Jeff+Bezos%2C+CEO+of+Amazon%0APhoto+Credit%3A+https%3A%2F%2Fcommons.wikimedia.org%2Fwiki%2FFile%3AJeff_Bezos%2527_iconic_laugh.jpg

Jeff Bezos, CEO of Amazon Photo Credit: https://commons.wikimedia.org/wiki/File:Jeff_Bezos%27_iconic_laugh.jpg

Bella Bonasera, Writer

Amazon. If you don’t know what it is by now, you’re most likely hiding from the government in a secret bunker somewhere. If you are this kind of person, let me explain. Amazon.com Inc. is an American multinational technology company that mostly deals with ecommerce and/or the art of buying and selling things online. Sounds simple, right? Wrong.  It’s much more complicated than that. Although Amazon’s main focus is ecommerce, it also deals with cloud computing, digital streaming and artificial intelligence. According to forbes.com, Jeff Bezos created the company in 1994 as an online marketplace for books, but it has expanded to sell just about anything. 

As a company, Amazon holds over 40 subsidiaries, some of which are Audible, Whole Foods Market, Ring and Twitch. When you consider this, just how much of our daily lives does Amazon have access to? From just these four companies, Amazon is able to look into what we read, what we eat, where we live and what we watch. No one person should have access to this much information. 
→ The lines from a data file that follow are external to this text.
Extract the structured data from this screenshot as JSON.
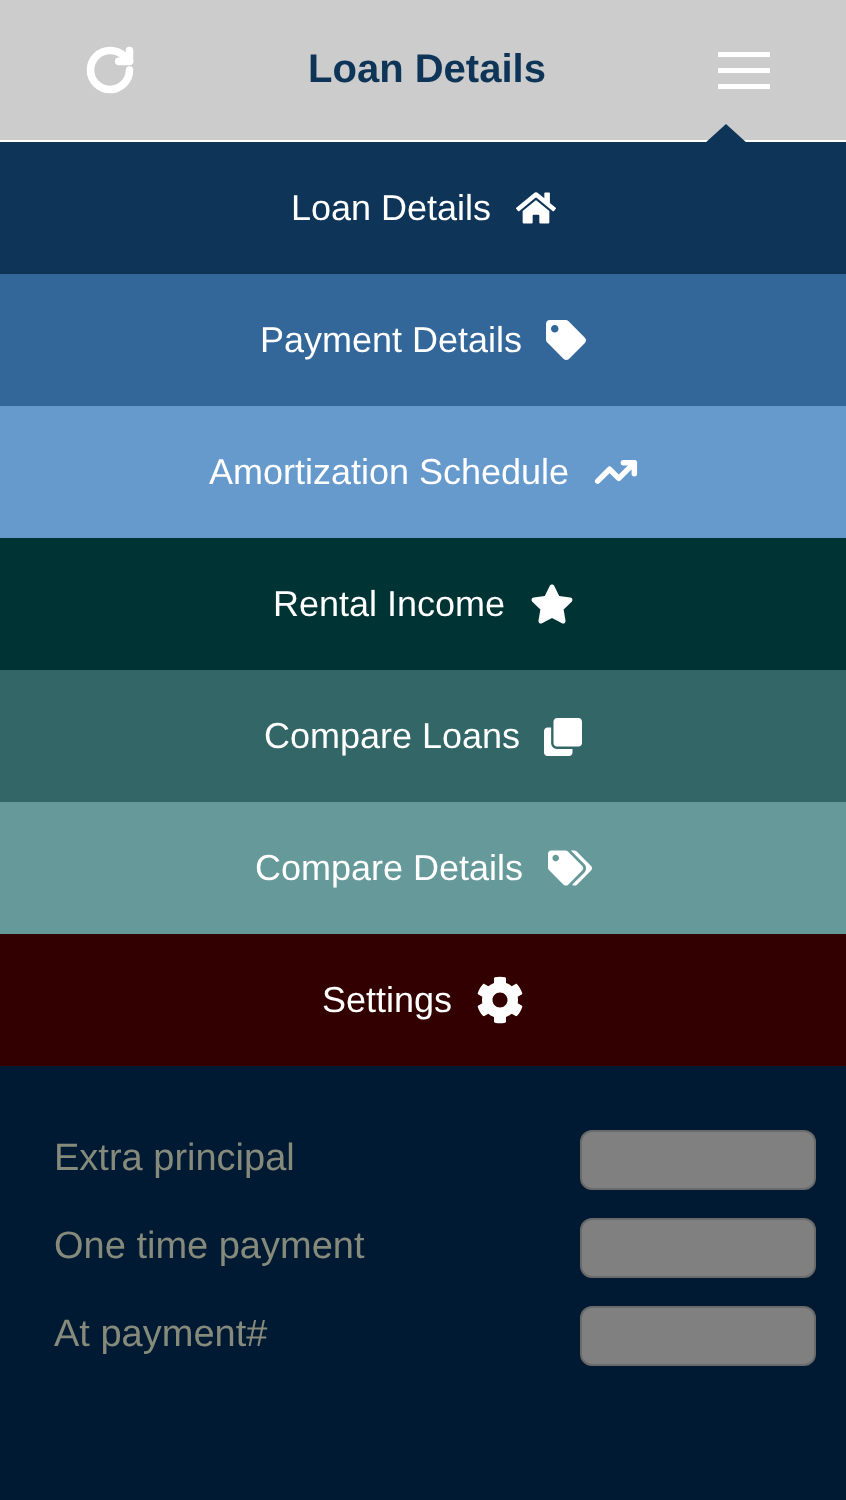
{
  "header": {
    "title": "Loan Details"
  },
  "menu": [
    {
      "label": "Loan Details",
      "color": "#0e3558"
    },
    {
      "label": "Payment Details",
      "color": "#336699"
    },
    {
      "label": "Amortization Schedule",
      "color": "#6699cc"
    },
    {
      "label": "Rental Income",
      "color": "#003333"
    },
    {
      "label": "Compare Loans",
      "color": "#336666"
    },
    {
      "label": "Compare Details",
      "color": "#669999"
    },
    {
      "label": "Settings",
      "color": "#330000"
    }
  ],
  "section": {
    "fields": [
      {
        "label": "Extra principal"
      },
      {
        "label": "One time payment"
      },
      {
        "label": "At payment#"
      }
    ]
  }
}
Amazon is no stranger to controversies either, with some of their most popular ones being supplying law enforcement with facial recognition tools, forming cloud computing partnerships with the CIA and exposing their warehouse employees to unsafe working conditions. Considering that Jeff Bezos has a net worth of over 200 billion dollars (making him the richest man alive), I’d assume that he could spare a small bit to create better working conditions for his employees. 

Seriously, though, what can one man do with 200 billion dollars? He could send 8,861 kids to ivy league schools to get their bachelor degrees; he could solve Flint, Michigan’s water crisis 2,000 times over; he could eradicate homelessness in the U.S with a tenth of his fortune and he could also buy the moon. Yes, the moon, and still have 20 billion dollars spare. No man should be this wealthy while people are struggling to make ends meet every year.

All in all, Amazon is creating a monopoly that is whittling away its competition within the economy, sooner than later, making it one of the only choices for ecommerce and maybe commerce in general. Are you scared? You should be. All hail Jeff Bezos.